Sua missão, por chamado da Federação Portuguesa de Futebol, era chefiar a delegação nacional em um amistoso especial no Brasil contra a Seleção brasileira. Na ocasião, grandes estrelas do futebol compunham o time verde e amarelo.
Listavam-se no panteão Emerson Leão, Luiz Pereira, Piazza, Leivinha, Rivellino, Ademir da Guia, Jairzinho, Paulo Cezar Caju e Reinaldo. O treinador do Brasil era ninguém menos que Mário Jorge Lobo Zagallo, que já naquele momento tinha dois títulos de campeão do mundo como jogador (1958 e 1962) e um, atuando como técnico (1970).
Olhando em retrospectiva, perder para o time dos sonhos do Brasil poderia nem ser tão ruim para o que vi ria ser o presidente da República. Mas não foi bem isso o que ocorreu. O encontro nos gramados entre Brasil e Portugal marcava a inauguração do Estádio Serra Dourada, em Goiânia, construído pela ditadura, que tinha na sua Presidência o general Emílio Garrastazu Médici.
A ideia dos militares brasileiros era mostrar ao mundo, sobretudo ao país irmão, a modernidade que acreditavam estar construindo no país sul-americano. Para isso, achavam, nada como mostrar um novo aparelho esportivo, tendo na recepção uma das melhores seleções do planeta.
A imprensa, sabiam, se não falasse bem, também mal não falaria. Escreveu o jornalista Luís Carlos Mello na ocasião: “Por que um estádio para mais de 75 mil pessoas? Qual é a razão para um investimento tão alto, quando, no interior do Estado de Goiás, as estradas são deficientes, o atendimento médico é precário, faltam escolas e a mesa do trabalhador não é farta?”
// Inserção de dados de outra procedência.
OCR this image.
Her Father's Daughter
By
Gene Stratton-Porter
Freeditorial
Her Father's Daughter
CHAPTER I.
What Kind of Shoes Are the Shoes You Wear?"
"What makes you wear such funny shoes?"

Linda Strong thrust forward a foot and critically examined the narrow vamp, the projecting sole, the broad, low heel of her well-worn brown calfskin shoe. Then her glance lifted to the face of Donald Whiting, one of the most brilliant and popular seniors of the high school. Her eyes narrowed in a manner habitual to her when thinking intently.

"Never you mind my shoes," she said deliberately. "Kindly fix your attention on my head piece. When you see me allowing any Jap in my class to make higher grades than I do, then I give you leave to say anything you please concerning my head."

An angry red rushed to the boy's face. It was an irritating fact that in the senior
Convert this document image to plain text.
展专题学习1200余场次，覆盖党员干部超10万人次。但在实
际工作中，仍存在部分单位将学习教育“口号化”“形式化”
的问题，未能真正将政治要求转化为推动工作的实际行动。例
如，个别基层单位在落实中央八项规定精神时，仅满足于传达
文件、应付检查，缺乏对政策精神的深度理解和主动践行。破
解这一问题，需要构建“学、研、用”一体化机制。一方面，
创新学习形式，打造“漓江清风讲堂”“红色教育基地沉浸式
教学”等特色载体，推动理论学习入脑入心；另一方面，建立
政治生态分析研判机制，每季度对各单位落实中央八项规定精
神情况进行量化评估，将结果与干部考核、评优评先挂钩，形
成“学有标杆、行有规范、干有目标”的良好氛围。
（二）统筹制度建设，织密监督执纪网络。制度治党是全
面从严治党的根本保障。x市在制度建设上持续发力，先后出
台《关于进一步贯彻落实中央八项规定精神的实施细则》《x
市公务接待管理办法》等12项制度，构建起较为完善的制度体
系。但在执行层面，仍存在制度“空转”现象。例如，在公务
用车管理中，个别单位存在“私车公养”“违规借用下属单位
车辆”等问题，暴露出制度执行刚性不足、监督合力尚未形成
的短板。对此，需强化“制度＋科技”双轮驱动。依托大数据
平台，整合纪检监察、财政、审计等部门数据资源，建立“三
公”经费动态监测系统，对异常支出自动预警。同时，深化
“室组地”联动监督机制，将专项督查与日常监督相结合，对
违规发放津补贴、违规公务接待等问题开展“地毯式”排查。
Ele mesmo respondeu, jogando as palavras que sabia serem as que os militares queriam ler: “É uma obra magnífica. Imponente, mas simples. Totalmente humana. O concreto armado despojado de sua frieza. Alegria do povo. O esporte, essencialmente o futebol, tem esse impressionante dom de magnetizar o público e de fazer com que exteriorizem todos os seus sentimentos.
É o puro êxtase contra a passageira frustração”, exaltou, arrematando: “O momento não é para discutir o mérito da construção. Nem apoiar as críticas ou se deixar influen - ciar pelos elogios. O que vale ressaltar é a nossa maravilhosa história.”
Uma convocação às pressas
O Brasil, sabe o leitor, vivia o período do “ame-o ou deixe-o”. Para início de conversa, o jogo foi marcado às pressas e com pouca divulgação pela imprensa especializada. Os convidados europeus foram convocados quase de última hora, depois de um rápido contato entre a ditadura brasileira e o novo governo português, recém-chegado após a Revolução dos Cravos. O primeiro-ministro era Vasco Gonçalves.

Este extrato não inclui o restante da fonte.